Vast Solar is an Australian company developing concentrating solar thermal power (CSP) generation technology with integrated large-scale thermal energy storage. The company has developed a low-cost system to deliver CSP at a cost competitive with wind power and with the additional flexibility and higher revenue generation capability available from integrated thermal energy storage.

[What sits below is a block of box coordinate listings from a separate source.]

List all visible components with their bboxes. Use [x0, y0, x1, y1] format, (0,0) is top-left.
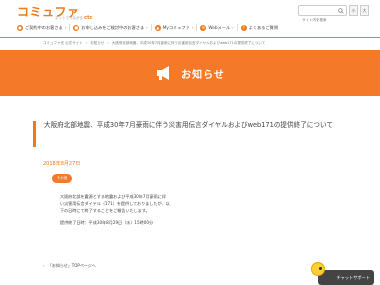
question-icon: ? — [240, 24, 247, 31]
header-divider — [0, 37, 380, 38]
search-icon — [337, 7, 344, 14]
breadcrumb-separator: › — [85, 41, 88, 45]
megaphone-icon — [157, 66, 170, 80]
breadcrumb-item-home[interactable]: コミュファ光 公式サイト — [43, 41, 83, 45]
text-size-controls: 小 大 — [349, 5, 369, 16]
chevron-right-icon: › — [146, 25, 148, 30]
page-title: お知らせ — [181, 69, 225, 81]
search-button[interactable] — [335, 6, 346, 15]
back-link-label: 「お知らせ」TOPページへ — [47, 263, 96, 268]
nav-item-webmail[interactable]: ✉ Webメール › — [200, 24, 234, 31]
article-paragraph: 大阪府北部を震源とする地震および平成30年7月豪雨に伴い災害用伝言ダイヤル（17… — [60, 194, 170, 214]
mail-icon: ✉ — [200, 24, 207, 31]
nav-item-my-commufa[interactable]: ▲ Myコミュファ › — [154, 24, 194, 31]
chevron-right-icon: › — [43, 263, 45, 268]
nav-divider — [150, 24, 152, 31]
breadcrumb-separator: › — [107, 41, 109, 45]
chevron-right-icon: › — [232, 25, 234, 30]
nav-label: よくあるご質問 — [248, 24, 279, 30]
chat-support-button[interactable]: チャットサポート — [318, 270, 374, 285]
nav-label: ご契約中のお客さま — [25, 24, 63, 30]
global-nav: ● ご契約中のお客さま › ■ お申し込みをご検討中のお客さま › ▲ Myコミ… — [17, 24, 278, 31]
site-logo[interactable]: コミュファ ネットでつながる ctc — [17, 3, 92, 21]
person-icon: ▲ — [154, 24, 161, 31]
nav-divider — [69, 24, 71, 31]
nav-divider — [196, 24, 198, 31]
nav-divider — [236, 24, 238, 31]
text-size-small-button[interactable]: 小 — [349, 5, 358, 16]
site-header: コミュファ ネットでつながる ctc 小 大 ● ご契約中のお客さま › ■ お… — [0, 0, 380, 37]
chat-support-label: チャットサポート — [336, 274, 370, 280]
nav-label: Myコミュファ — [162, 24, 190, 30]
article-date: 2018年8月27日 — [43, 161, 81, 167]
page-banner: お知らせ — [0, 50, 380, 96]
back-to-news-link[interactable]: › 「お知らせ」TOPページへ — [43, 263, 96, 269]
breadcrumb-item-news[interactable]: お知らせ — [90, 41, 104, 45]
nav-label: お申し込みをご検討中のお客さま — [81, 24, 145, 30]
chevron-right-icon: › — [191, 25, 194, 30]
breadcrumb-item-current: 大阪府北部地震、平成30年7月豪雨に伴う災害用伝言ダイヤルおよびweb171の提… — [111, 41, 266, 45]
nav-item-current-customers[interactable]: ● ご契約中のお客さま › — [17, 24, 67, 31]
user-icon: ● — [17, 24, 23, 31]
nav-item-faq[interactable]: ? よくあるご質問 — [240, 24, 279, 31]
nav-label: Webメール — [208, 24, 231, 30]
breadcrumb: コミュファ光 公式サイト › お知らせ › 大阪府北部地震、平成30年7月豪雨に… — [43, 41, 267, 46]
chevron-right-icon: › — [64, 25, 67, 30]
mascot-icon[interactable] — [311, 262, 325, 276]
article-title: 大阪府北部地震、平成30年7月豪雨に伴う災害用伝言ダイヤルおよびweb171の提… — [33, 121, 346, 147]
document-icon: ■ — [73, 24, 80, 31]
category-badge: その他 — [52, 174, 72, 183]
search-input[interactable] — [299, 15, 335, 25]
article-paragraph: 提供終了日時：平成30年8月29日（水）15時00分 — [60, 220, 154, 226]
logo-tagline: ネットでつながる ctc — [55, 15, 93, 21]
article-title-text: 大阪府北部地震、平成30年7月豪雨に伴う災害用伝言ダイヤルおよびweb171の提… — [44, 121, 333, 129]
search-box — [298, 5, 347, 25]
nav-item-prospective-customers[interactable]: ■ お申し込みをご検討中のお客さま › — [73, 24, 148, 31]
text-size-large-button[interactable]: 大 — [360, 5, 369, 16]
article-body: 大阪府北部を震源とする地震および平成30年7月豪雨に伴い災害用伝言ダイヤル（17… — [60, 193, 170, 232]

In developing its technology, Vast Solar previously constructed and operated three CSP research and demonstration facilities, including the 1.2MW Demonstration Facility that received funding from ARENA.

In 2014, the company received $4.99 million of funding from ARENA to construct a larger scale demonstration facility at the company’s site in Jemalong in Central NSW. The 6MWth Jemalong Solar Thermal Station comprises of five solar array modules, with each module consisting of one 30 metre high tower, a thermal energy receiver and 700 heliostats (mirrors), meaning there will be 3,500 heliostats in the completed Pilot.

Modules connect to a central energy storage tank from which stored thermal energy is passed through a steam generator to make steam for a turbine and electricity generator. Once complete, electricity generated from the facility will be delivered into the Essential Energy distribution system via the West Jemalong substation. The station is expected to generate 1.1MW electrical output, which is enough to power 400 homes. It will also include three hours of thermal energy storage.

The 6MWth Solar Station Pilot builds upon the achievements of the 1.2MWth Demonstration Facility is the next, and critical, pre-commercialisation phase of Vast Solar’s program. While it will enable further refinement of com-ponents and systems, most importantly the pilot will provide vital information and learnings about the integration of sub-systems to form a safe, reliable operating CST plant delivering high efficiency solar thermal power, with integrated thermal energy storage, at a competitive cost. The pilot is scheduled for commissioning in early 2016.